As audio/visual integration professionals, do we actually fulfill our customer’s needs in each one of these applications? They may seem very similar, but in fact, all have very distinct differences, and this is one aspect that is extremely difficult to achieve.
Take a look at 3 different ways to listen to music in the places around you:
- Simple background music is a source that plays in stores, airports, or lobby ways of public areas and are the most basic of the background music that we provide. This type of music gives off some audible distraction so that it is not completely quiet in the environment. This is very basic and not as noticeable to guests.
- Restaurant background music is in no way the same as the simple background music as mentioned above. We are providing more than simple background audible distraction in this application. The music should be part of the atmosphere of the restaurant and help provide the atmosphere as well as create a tone and set a mood in the restaurant. As the restaurant fills with patrons the music should increase in level but too loudly. Music should assist in continuing the tone and mood. It should never create more noise to where the customers feel the need to raise their voices to be heard while talking amidst of their group. This is something an audio/visual integration professional should accomplish for those types of installations.
- Bar music systems are very different from the others and have a few different types and styles of applications. If a bar wants music driving the level, it will depend on the source of that music. Is it a juke box? Online music? Live instrumentation with musicians and vocalists? All of these have specific and yet very different types of equipment and installations. There is not a 1 system fits all solution. They all are to be evaluated independently and completely custom.

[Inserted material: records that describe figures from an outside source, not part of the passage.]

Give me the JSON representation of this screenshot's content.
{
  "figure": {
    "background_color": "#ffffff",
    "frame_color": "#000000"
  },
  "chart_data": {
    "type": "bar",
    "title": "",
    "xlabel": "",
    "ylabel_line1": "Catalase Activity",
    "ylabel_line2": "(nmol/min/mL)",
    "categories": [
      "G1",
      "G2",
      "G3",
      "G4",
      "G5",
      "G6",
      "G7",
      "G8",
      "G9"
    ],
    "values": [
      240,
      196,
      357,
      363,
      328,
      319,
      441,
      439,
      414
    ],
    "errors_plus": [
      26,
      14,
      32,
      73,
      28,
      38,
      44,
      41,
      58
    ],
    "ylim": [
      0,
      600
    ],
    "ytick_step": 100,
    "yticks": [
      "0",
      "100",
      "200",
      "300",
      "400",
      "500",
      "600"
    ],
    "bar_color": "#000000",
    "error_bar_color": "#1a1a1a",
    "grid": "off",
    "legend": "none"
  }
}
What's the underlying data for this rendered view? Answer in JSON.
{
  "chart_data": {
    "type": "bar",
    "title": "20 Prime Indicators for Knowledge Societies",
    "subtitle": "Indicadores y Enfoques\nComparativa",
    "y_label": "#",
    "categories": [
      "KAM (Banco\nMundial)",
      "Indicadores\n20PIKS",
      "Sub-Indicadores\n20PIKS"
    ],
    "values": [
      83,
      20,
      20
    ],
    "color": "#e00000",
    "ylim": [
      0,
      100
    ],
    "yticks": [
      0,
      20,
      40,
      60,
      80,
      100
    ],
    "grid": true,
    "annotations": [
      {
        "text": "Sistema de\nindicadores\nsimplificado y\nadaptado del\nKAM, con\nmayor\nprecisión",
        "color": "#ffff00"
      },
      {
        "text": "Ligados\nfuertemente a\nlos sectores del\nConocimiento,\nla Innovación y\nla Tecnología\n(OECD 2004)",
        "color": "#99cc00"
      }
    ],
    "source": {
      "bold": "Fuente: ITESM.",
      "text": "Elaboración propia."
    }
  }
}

A. Bar music from a juke box or an online streaming music will have relatively high output “Commercial Series” speakers and amplifiers capable of powering those speakers at increased volume levels compared to that of in average restaurant background music system for extended periods of time.
B. Bar music from that of a DJ, in more of a high energy bar or night club environment, would require speakers and amplifiers that of what can be “Commercial or Pro Equipment” with the capabilities of much higher volume levels and including subwoofers for the type of dance music and sustained levels expected in these types of establishments.
C. Bar music, consisting of primarily live performance and sound reinforcement of musicians, instrumentation and vocalists requires what is considered “Pro Gear” with higher quality, power, clarity and volume sustainability along with pro performance loudspeakers and professional digital mixing consoles, microphones and input capabilities far more elaborate than the basic online music or juke box.
All of these have independent and very specific types of equipment and setups as well. An Audio/Visual Integration Professional is necessary to help achieve these goals as well as recognize the need and have solutions for all.